Google says Polymarket wagers showing up in Google News were never meant to be there. After readers spotted betting markets sitting alongside Reuters and The Guardian, the company said the listing was a brief error and removed it from News. Google also works with both Polymarket and Kalshi in Google Finance, but this appearance in Google News was not supposed to happen.
The stray results were easy to mistake for a product test because the links pointed straight to bets tied to current events, including one about ships passing through the Strait of Hormuz. That kind of placement gives Polymarket a lot of borrowed credibility it did not earn. Google’s own explanation suggests the bar for News eligibility is supposed to be about original reporting, not speculative odds dressed up as an information feed.
How Polymarket surfaced in Google News
According to Google spokesperson Ned Adriance, News is designed to show sources that create content about current issues, events, and important topics, and sites have to meet policy requirements to appear. The company says Polymarket briefly slipped in by mistake and is no longer appearing there. That may sound tidy, but it also hints at a messy reality: modern search and news systems are constantly juggling publishers, aggregators, and data providers, and one bad classification can dump a betting market into the middle of a news briefing.
There had been early speculation that Google was testing a deeper Polymarket integration. That guess was not crazy. Google already works with both Polymarket and Kalshi in Google Finance, which makes the accidental appearance in News look less like a moonshot and more like a routing problem with a lot of awkward optics.

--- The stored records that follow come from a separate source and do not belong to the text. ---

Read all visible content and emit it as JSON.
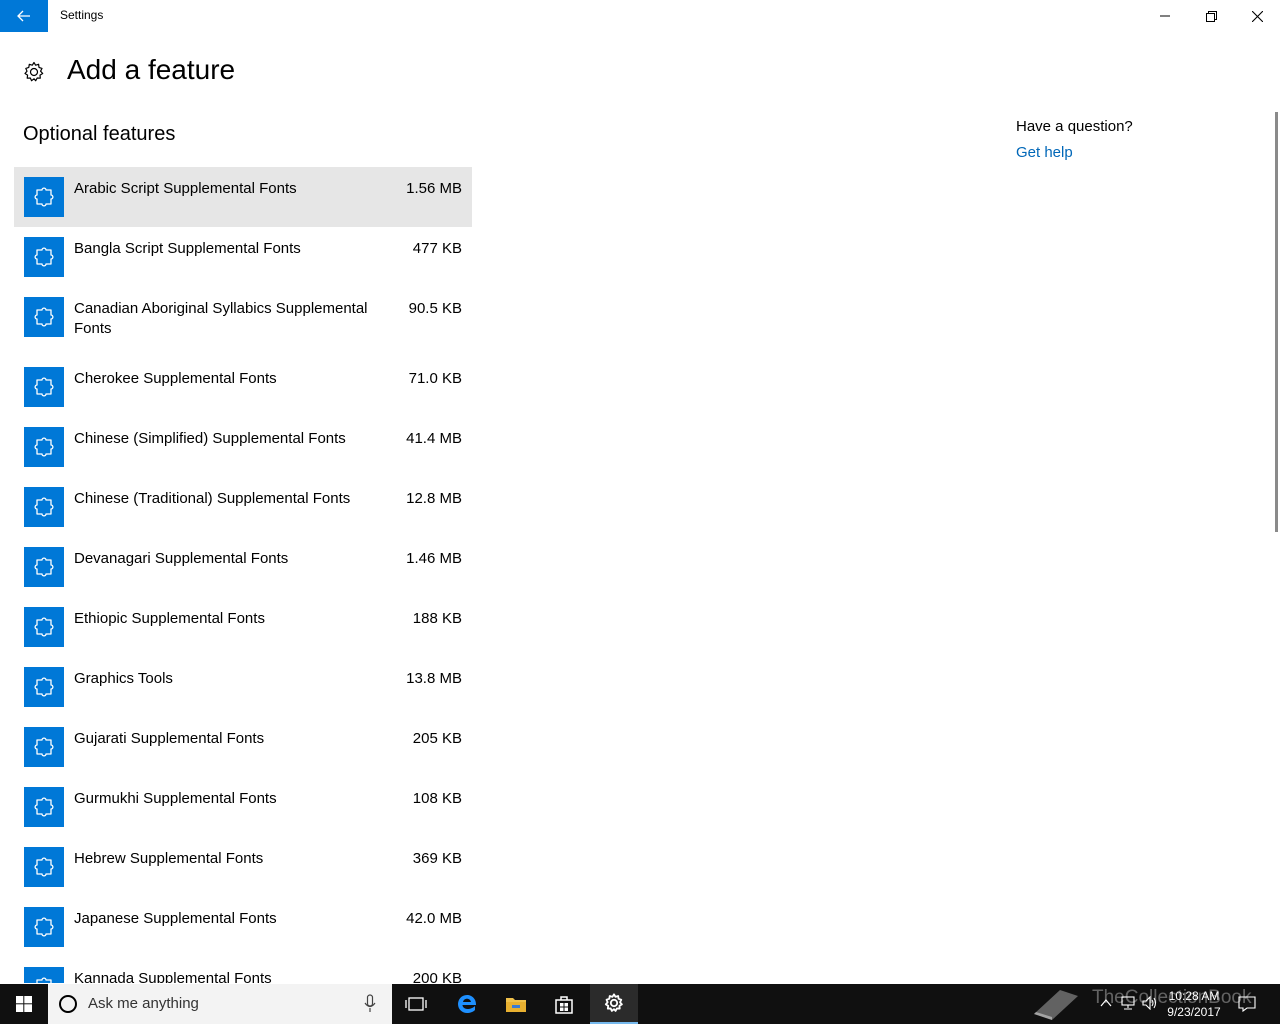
{
  "window": {
    "title": "Settings"
  },
  "page": {
    "title": "Add a feature"
  },
  "section": {
    "title": "Optional features"
  },
  "features": [
    {
      "name": "Arabic Script Supplemental Fonts",
      "size": "1.56 MB"
    },
    {
      "name": "Bangla Script Supplemental Fonts",
      "size": "477 KB"
    },
    {
      "name": "Canadian Aboriginal Syllabics Supplemental Fonts",
      "size": "90.5 KB"
    },
    {
      "name": "Cherokee Supplemental Fonts",
      "size": "71.0 KB"
    },
    {
      "name": "Chinese (Simplified) Supplemental Fonts",
      "size": "41.4 MB"
    },
    {
      "name": "Chinese (Traditional) Supplemental Fonts",
      "size": "12.8 MB"
    },
    {
      "name": "Devanagari Supplemental Fonts",
      "size": "1.46 MB"
    },
    {
      "name": "Ethiopic Supplemental Fonts",
      "size": "188 KB"
    },
    {
      "name": "Graphics Tools",
      "size": "13.8 MB"
    },
    {
      "name": "Gujarati Supplemental Fonts",
      "size": "205 KB"
    },
    {
      "name": "Gurmukhi Supplemental Fonts",
      "size": "108 KB"
    },
    {
      "name": "Hebrew Supplemental Fonts",
      "size": "369 KB"
    },
    {
      "name": "Japanese Supplemental Fonts",
      "size": "42.0 MB"
    },
    {
      "name": "Kannada Supplemental Fonts",
      "size": "200 KB"
    }
  ],
  "sidebar": {
    "question": "Have a question?",
    "help_link": "Get help"
  },
  "taskbar": {
    "search_placeholder": "Ask me anything",
    "time": "10:28 AM",
    "date": "9/23/2017",
    "watermark": "TheCollectionBook"
  },
  "colors": {
    "accent": "#0078d7",
    "link": "#0067b8",
    "selected_row": "#e6e6e6",
    "taskbar": "#101010"
  }
}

Why betting markets are pushing into news products
Polymarket and Kalshi have been chasing partnerships with journalists and outlets for a while, because prediction markets are useful bait: they package uncertainty as a chart and call it insight. The problem is that a market price is not the same thing as reporting, no matter how neatly it fits under a headline. In an era when publishers are desperate for audience and platforms are desperate for structured data, the temptation to blur those lines is obvious.
Google’s quick correction suggests it does not want News to become a storefront for wagers on unfolding events. The bigger question is whether prediction markets will keep trying to sneak into news surfaces through the back door, or whether search and finance products will keep making room for them anyway because they are useful, clickable, and just confusing enough to pass for relevance.